# Farbe ersetzen als Script oder Batch...



## WEBSTER (4. Dezember 2006)

Salute,

ich habe ca. 100 Bilder von unterschiedlichen Buttons. Diese sind leider nicht transparent, sonder der Button liegt auf einem weißen Hintergrund. Ich möchte nun die Farbe weiß gegen einen anderen Farbton ersetzen und zwar in einem Batch.

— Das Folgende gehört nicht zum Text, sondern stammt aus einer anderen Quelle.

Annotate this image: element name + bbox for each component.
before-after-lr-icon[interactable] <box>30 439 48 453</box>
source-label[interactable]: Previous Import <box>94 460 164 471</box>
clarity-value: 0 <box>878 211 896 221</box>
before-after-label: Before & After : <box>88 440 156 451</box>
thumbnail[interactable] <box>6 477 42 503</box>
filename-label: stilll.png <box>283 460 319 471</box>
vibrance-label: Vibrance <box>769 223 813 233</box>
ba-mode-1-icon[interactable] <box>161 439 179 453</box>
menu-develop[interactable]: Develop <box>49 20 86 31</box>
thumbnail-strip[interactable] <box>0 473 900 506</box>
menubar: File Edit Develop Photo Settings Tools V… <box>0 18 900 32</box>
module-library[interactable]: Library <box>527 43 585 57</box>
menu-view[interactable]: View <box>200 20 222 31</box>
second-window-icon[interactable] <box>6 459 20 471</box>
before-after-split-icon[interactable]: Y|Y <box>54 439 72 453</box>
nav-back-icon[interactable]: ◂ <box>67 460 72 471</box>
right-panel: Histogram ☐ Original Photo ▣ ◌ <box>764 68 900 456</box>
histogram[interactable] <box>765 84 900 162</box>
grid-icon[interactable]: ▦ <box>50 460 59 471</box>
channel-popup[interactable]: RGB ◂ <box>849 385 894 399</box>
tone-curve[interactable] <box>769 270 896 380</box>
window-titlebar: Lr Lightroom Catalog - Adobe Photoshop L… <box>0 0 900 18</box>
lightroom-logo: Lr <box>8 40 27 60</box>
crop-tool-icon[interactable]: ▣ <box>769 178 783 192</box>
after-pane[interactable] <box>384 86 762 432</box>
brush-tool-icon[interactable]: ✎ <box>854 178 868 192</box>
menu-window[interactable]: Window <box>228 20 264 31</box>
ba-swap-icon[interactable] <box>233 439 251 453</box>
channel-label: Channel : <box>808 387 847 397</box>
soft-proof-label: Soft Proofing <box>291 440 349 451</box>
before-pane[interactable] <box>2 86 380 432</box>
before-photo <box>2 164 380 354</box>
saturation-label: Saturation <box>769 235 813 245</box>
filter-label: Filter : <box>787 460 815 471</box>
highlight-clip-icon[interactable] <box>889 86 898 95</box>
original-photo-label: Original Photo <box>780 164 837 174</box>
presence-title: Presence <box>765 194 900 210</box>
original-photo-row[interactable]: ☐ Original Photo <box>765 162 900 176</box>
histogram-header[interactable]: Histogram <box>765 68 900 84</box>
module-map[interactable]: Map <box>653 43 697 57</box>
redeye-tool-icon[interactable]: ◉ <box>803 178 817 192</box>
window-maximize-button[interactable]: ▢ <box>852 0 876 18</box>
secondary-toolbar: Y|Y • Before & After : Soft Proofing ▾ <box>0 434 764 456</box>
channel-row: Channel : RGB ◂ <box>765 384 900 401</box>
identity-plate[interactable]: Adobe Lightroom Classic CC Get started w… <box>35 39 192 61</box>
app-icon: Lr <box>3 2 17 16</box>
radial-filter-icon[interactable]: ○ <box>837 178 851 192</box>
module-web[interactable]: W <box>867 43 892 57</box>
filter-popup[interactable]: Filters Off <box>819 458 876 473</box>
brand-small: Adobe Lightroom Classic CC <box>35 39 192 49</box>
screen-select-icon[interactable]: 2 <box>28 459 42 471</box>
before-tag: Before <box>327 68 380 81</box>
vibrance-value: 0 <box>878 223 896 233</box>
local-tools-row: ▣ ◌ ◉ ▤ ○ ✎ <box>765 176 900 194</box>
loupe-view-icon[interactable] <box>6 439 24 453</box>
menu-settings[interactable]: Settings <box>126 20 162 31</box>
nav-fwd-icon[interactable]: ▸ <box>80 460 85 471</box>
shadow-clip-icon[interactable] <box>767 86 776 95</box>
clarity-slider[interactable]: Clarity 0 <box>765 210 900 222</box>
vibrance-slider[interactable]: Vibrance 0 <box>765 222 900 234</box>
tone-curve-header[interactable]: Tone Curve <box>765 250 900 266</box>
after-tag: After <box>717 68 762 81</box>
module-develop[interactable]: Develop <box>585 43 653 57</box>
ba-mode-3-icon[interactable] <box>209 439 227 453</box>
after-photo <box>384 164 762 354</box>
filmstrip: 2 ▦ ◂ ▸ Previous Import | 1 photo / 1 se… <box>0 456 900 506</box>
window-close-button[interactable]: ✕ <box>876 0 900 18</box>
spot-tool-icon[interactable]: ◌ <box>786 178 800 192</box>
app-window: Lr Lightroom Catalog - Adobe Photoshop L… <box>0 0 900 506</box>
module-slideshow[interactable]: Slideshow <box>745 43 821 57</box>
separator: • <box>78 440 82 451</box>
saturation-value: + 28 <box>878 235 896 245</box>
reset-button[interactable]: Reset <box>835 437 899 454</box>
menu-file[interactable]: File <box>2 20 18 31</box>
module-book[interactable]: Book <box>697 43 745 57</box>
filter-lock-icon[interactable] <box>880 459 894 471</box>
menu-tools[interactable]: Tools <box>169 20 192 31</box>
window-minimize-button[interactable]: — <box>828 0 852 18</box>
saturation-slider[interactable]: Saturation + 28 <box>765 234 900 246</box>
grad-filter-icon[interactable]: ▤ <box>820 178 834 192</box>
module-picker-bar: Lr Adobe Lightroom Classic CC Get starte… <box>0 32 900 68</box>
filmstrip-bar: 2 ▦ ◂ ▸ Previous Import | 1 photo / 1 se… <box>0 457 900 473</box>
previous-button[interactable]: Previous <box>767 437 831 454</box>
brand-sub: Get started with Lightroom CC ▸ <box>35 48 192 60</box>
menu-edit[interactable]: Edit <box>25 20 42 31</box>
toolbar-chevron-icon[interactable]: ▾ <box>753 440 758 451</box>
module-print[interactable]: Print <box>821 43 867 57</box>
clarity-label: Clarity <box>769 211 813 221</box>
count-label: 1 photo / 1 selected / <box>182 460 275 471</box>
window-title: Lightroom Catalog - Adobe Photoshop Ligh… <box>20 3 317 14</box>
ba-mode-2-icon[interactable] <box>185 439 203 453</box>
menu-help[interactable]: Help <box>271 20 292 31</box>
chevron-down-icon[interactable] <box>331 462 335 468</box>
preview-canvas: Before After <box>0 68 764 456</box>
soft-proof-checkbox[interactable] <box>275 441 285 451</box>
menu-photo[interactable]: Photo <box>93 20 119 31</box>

Ich möchte nämlich nicht 100 mal mit dem Zauberstab das Bild markieren und dann das ganze mit meinem eigentlichen Farbton füllen.

Aber wie ?

Bitte um Hilfe...

THX
WEBSTER


----------



## chmee (5. Dezember 2006)

Ne Action sollte sich schon irgendwie machen lassen.
Die ist dann die Basis für nen Batch.

1. Neue Action ( Record geht an )
2. Zauberstift-Selection mit ner Toleranz von etwa 40 auf ne Stelle klicken, 
wo immer Background sein wird.
3. Dann zB mit Hue/Saturation(STRG+U) und Colorize die Farbe anpassen.
4. Deselect
5. Action Stoppen

Und nun in File/Automate/Batch die Action auswählen.

mfg chmee

p.s.: Wenn die zu setzende Farbe verbindlich sein muss, sollte ein Fill
anstatt Hue/Saturation auch gehen.


----------